Now that the flaps are done, we temporarily installed them and used them to adjust the aileron-to-bellcrank push-rods in order to neutralize the position of the ailerons. With this done we could also set the center state of the autopilot roll servo.

Flaps Complete

Total Hours: 882.2
Hours on Flaps since last time: 20.1
Total hours on flaps: 42.4

Got the flaps finished. Nothing exciting or interesting to note.

Wing Wiring & Plumbing

Total Hours: 862.2 hours
Since last time: 48.9 hours
Wing wiring and plumbing: 48.9 hours

Diverted from the flaps to do the wing wiring while the primer was shipped and just continued until the wiring and pitot plumbing was complete. More than 75% of my time was spent on the pitot plumbing. I positioned the pitot where the plans has it. However the plans also calls for a simple VFR pitot and running fixed aluminum lines to the pitot tube. I elected to use the Dynon heated pitot/AOA. And in addition I wanted to easily be able to remove the pitot and reinstall for maintenance. This became a real problem because the pitot position in the plans is inboard of the aileron bell-crank. This means the plumbing has to be routed away from the aileron push tube or else it will interfere.
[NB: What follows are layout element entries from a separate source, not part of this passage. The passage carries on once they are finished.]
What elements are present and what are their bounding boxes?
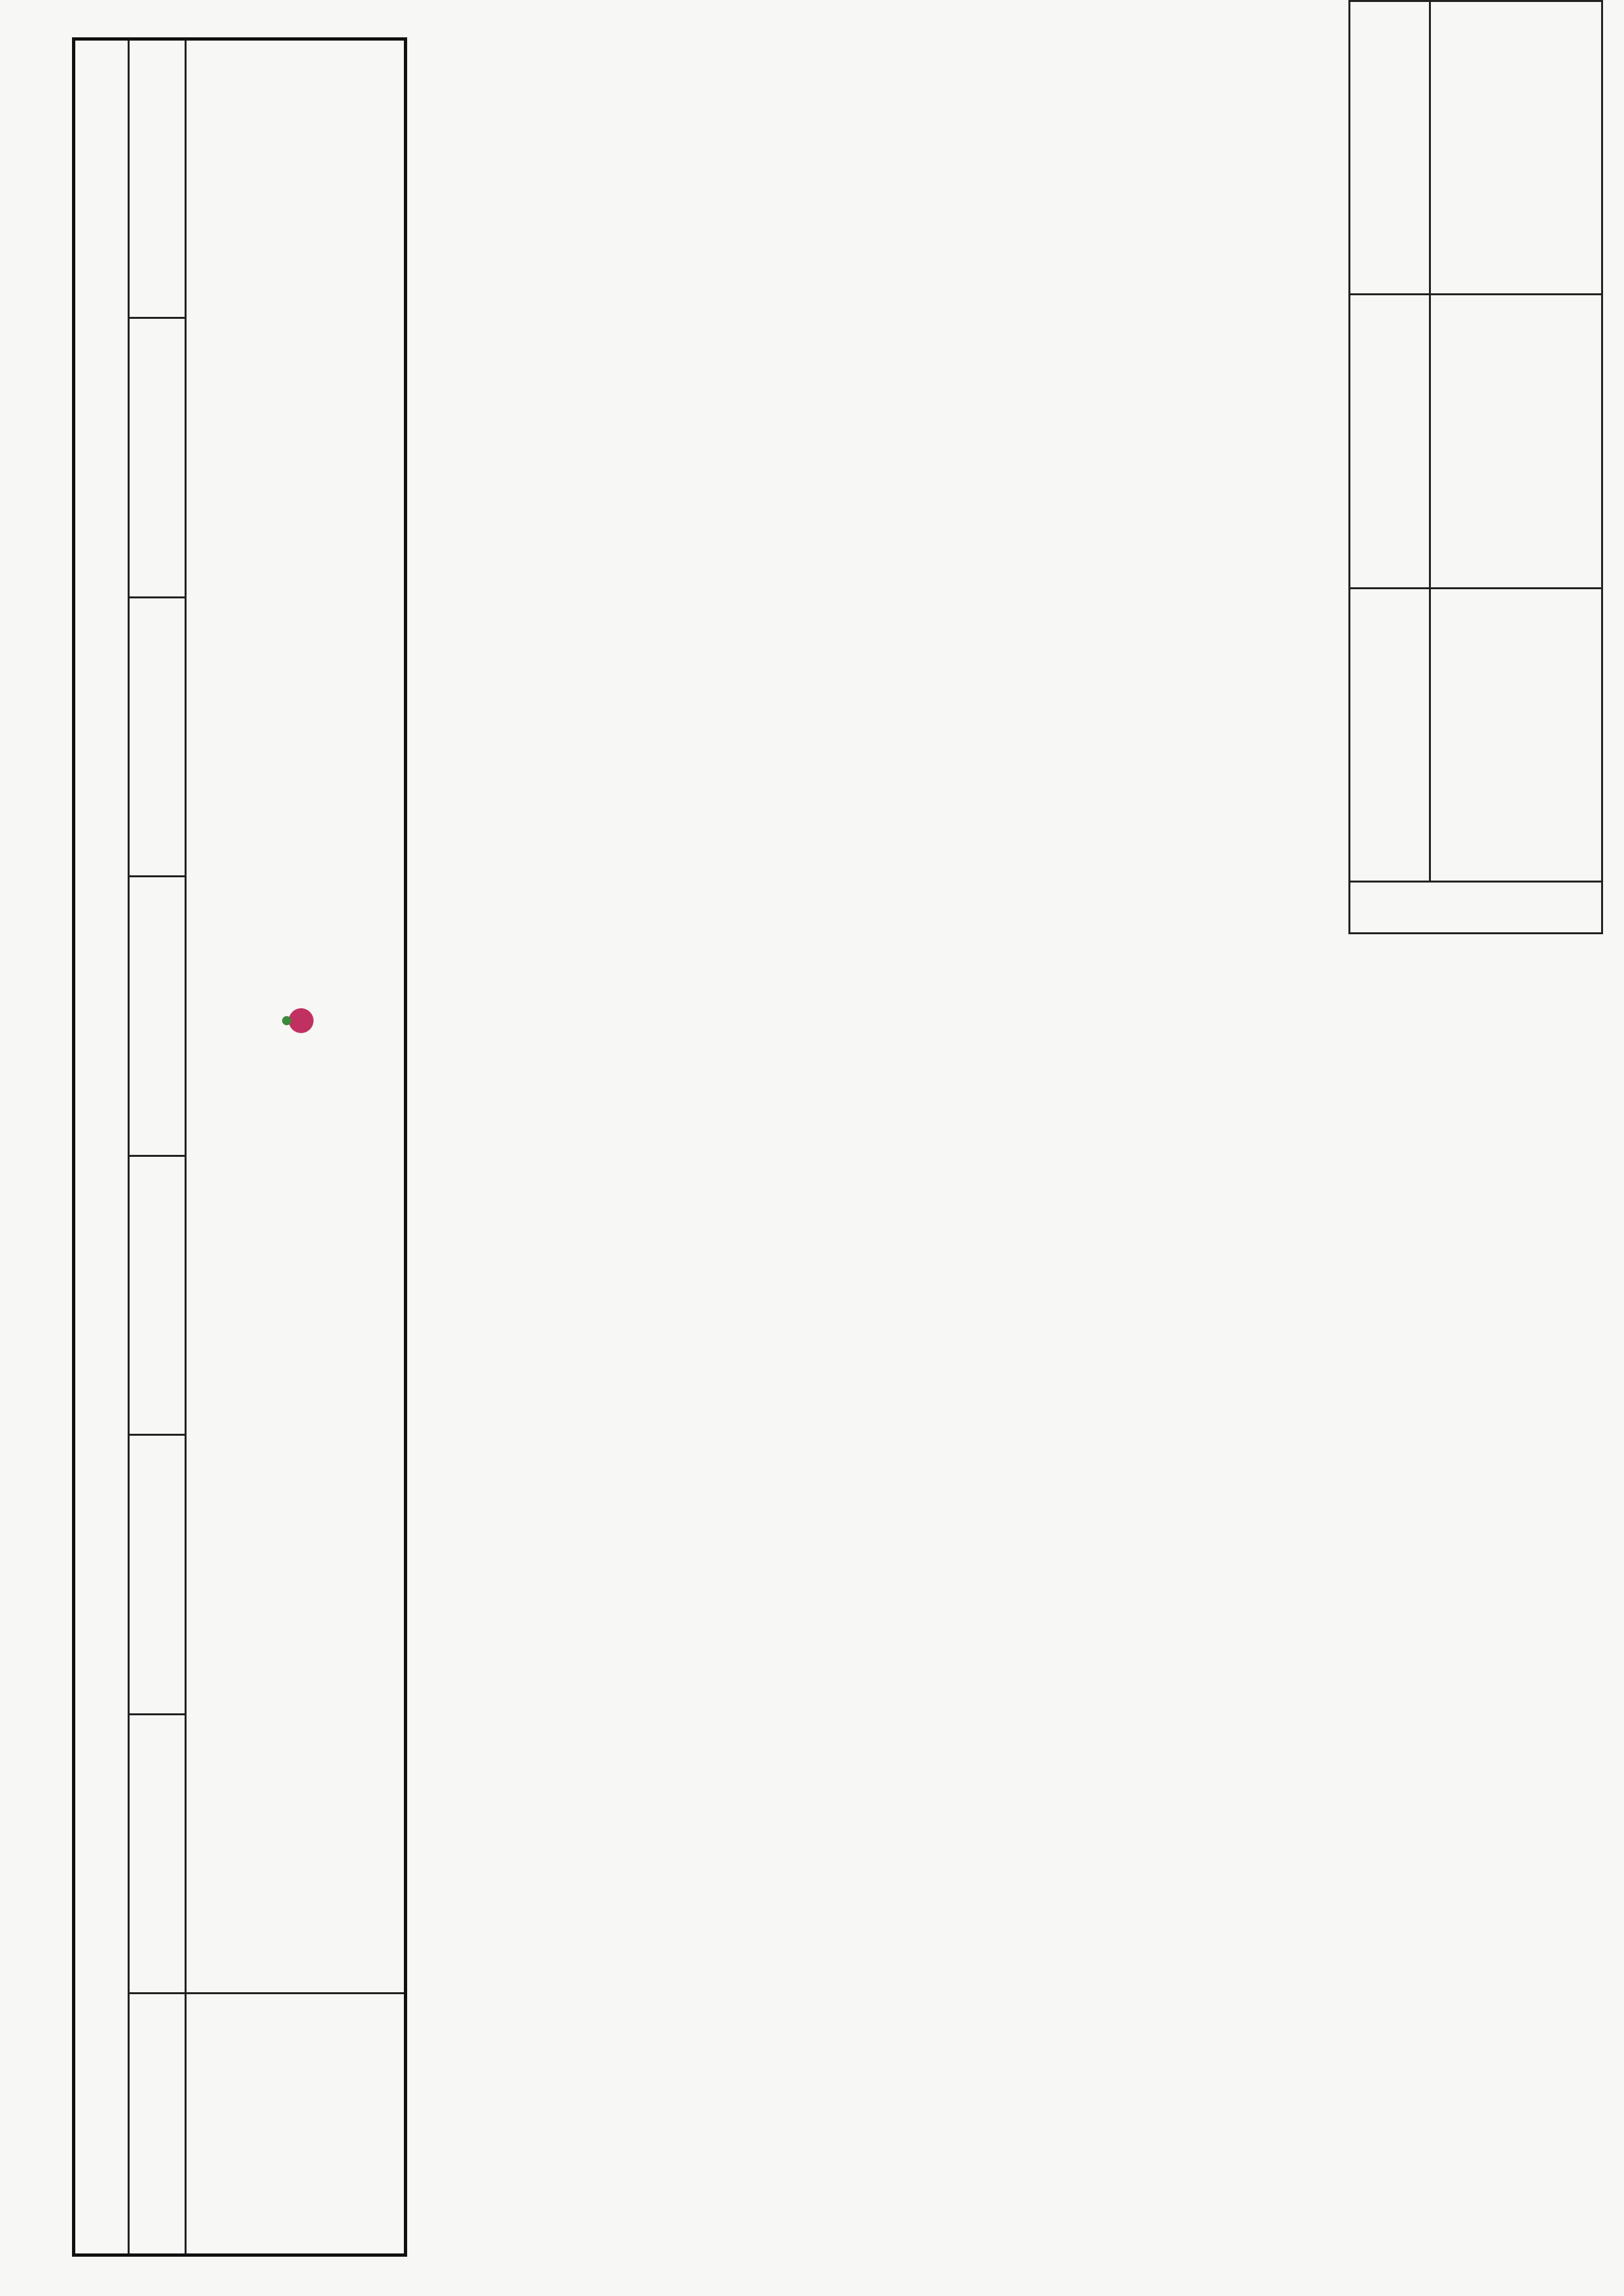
approval-header-dietitian: [1350, 588, 1430, 881]
day-header: [129, 1156, 186, 1434]
center-logo: [274, 60, 325, 1973]
approval-header-manager: [1350, 295, 1430, 588]
origin-label: [186, 1994, 406, 2255]
day-header: [129, 1714, 186, 1993]
signature-dietitian: [1430, 588, 1602, 881]
day-header: [129, 877, 186, 1156]
origin-notes: [186, 39, 406, 1994]
day-header: [129, 597, 186, 876]
header-label: [129, 1994, 186, 2255]
signature-manager: [1430, 295, 1602, 588]
day-header: [129, 318, 186, 597]
approval-header-director: [1350, 1, 1430, 295]
day-header: [129, 39, 186, 318]
period-line: [74, 39, 129, 2255]
flower-logo-icon: [289, 1009, 314, 1034]
menu-table: [72, 37, 407, 2257]
approval-box: [1348, 0, 1603, 934]
approval-label: [1350, 882, 1602, 934]
signature-director: [1430, 1, 1602, 295]
day-header: [129, 1435, 186, 1714]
I tried many different ideas (and considered even more). I am happy with the solution I settled on. However, I am not happy with the job I did mounting the pitot tube in the Gretz mast. I had trouble aligning and tapping the holes in the pitot to the holes in the mount. The holes in the mount were already enlarged to #18 or #19 and the holes to be tapped in the pitot are #36. (for a #6 screw). Two lined up fine. But two I had to drill out and re-tap for a #8 screw. Then I made the mistake of trying to countersink the holes in the mount and completely messed them up. I ordered a new mount and will not be countersinking the new one. I don’t care if it doesn’t look as good as it could. It’s expensive and I don’t want to order a third.

The aileron trim wires were connected to the wing wiring with D-Sub pins and sockets without any housings. I heat-shrinked strain relief on each connection, then heat shrunk over each connector and then heat-shrunk over the entire thing and secured it.

The wing tips and roll servo are set up with 9-pin CPC connectors.

The antenna lines are fixed at the wing-tip with a female panel mount BNC connector as seen in the pictures.